President John Mahama yesterday blasted the minority New Patriotic Party (NPP) in Parliament for accusing him of throwing the country into huge debt due to unbridled borrowing.
He dismissed claims that his government has misused the various loans it has acquired, saying that all the loans received parliamentary approval.
Mr Mahama said if the minority NPP is now asking what the loans have been used for, then it means that the members of the party have been sleeping in Parliament.
“You say we haven’t used the loans for anything and that we are misusing monies. Meanwhile every loan we take is taken through Parliament for approval so what have they been doing?
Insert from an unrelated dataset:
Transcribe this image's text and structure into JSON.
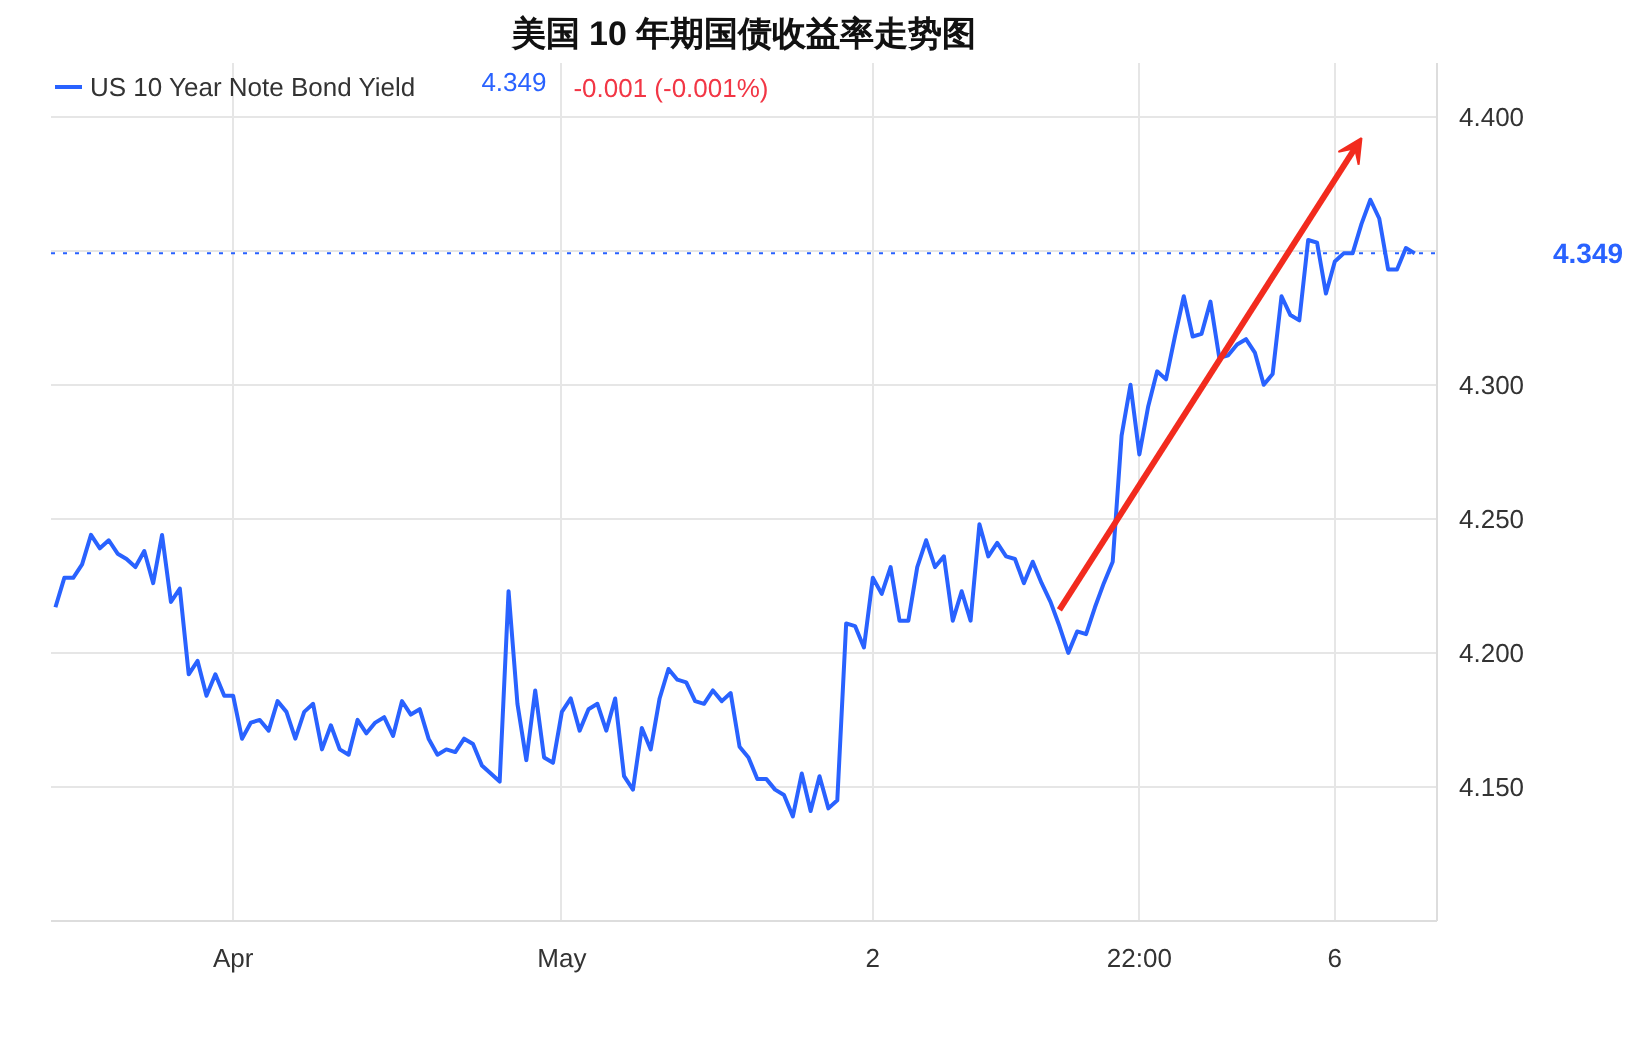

Have they been sleeping?
“They approve the loans in Parliament; there is no single loan we have taken without taking it through Parliament; they should come and tell us what they have been doing,” the president jabbed the NPP MPs at a rally in the Volta regional capital to round up his ‘Changing Lives’ tour.
John Mahama, in an attempt to refute claims that his administration has created more debts for Ghana than any other government, ended up affirming the claims.
According to him, the National Democratic Congress (NDC), since the time of the late President Atta Mills, has contributed 50 percent of the current external debts of Ghana since 1980.
He said the external debts alone amounts to $14 billion.
He explained that governments between 1980 and 2000 contributed nine percent while the New Patriotic Party government in eight years – from 2001 to 2008 – contributed 41%.
The current NDC government and that of Atta Mills have in seven years – from 2009 to 2015 – so far contributed 50%. This figure is higher than the debts contributed by the erstwhile NPP government which had eight years in power.
The NPP at the time of leaving power in 2009 left behind a total debt of GH¢9.5 billion but the Mahama administration, as at September 2015, had pushed it to GH¢92.1 billion; and more loans have been contracted within the last three months, pushing the debt profile further.
The debt contribution of the current government, which the president sought to defend, could actually go up since he has one more year to go. If the high spending phenomenon of election years is anything to go by, then the president may have shot himself in the foot.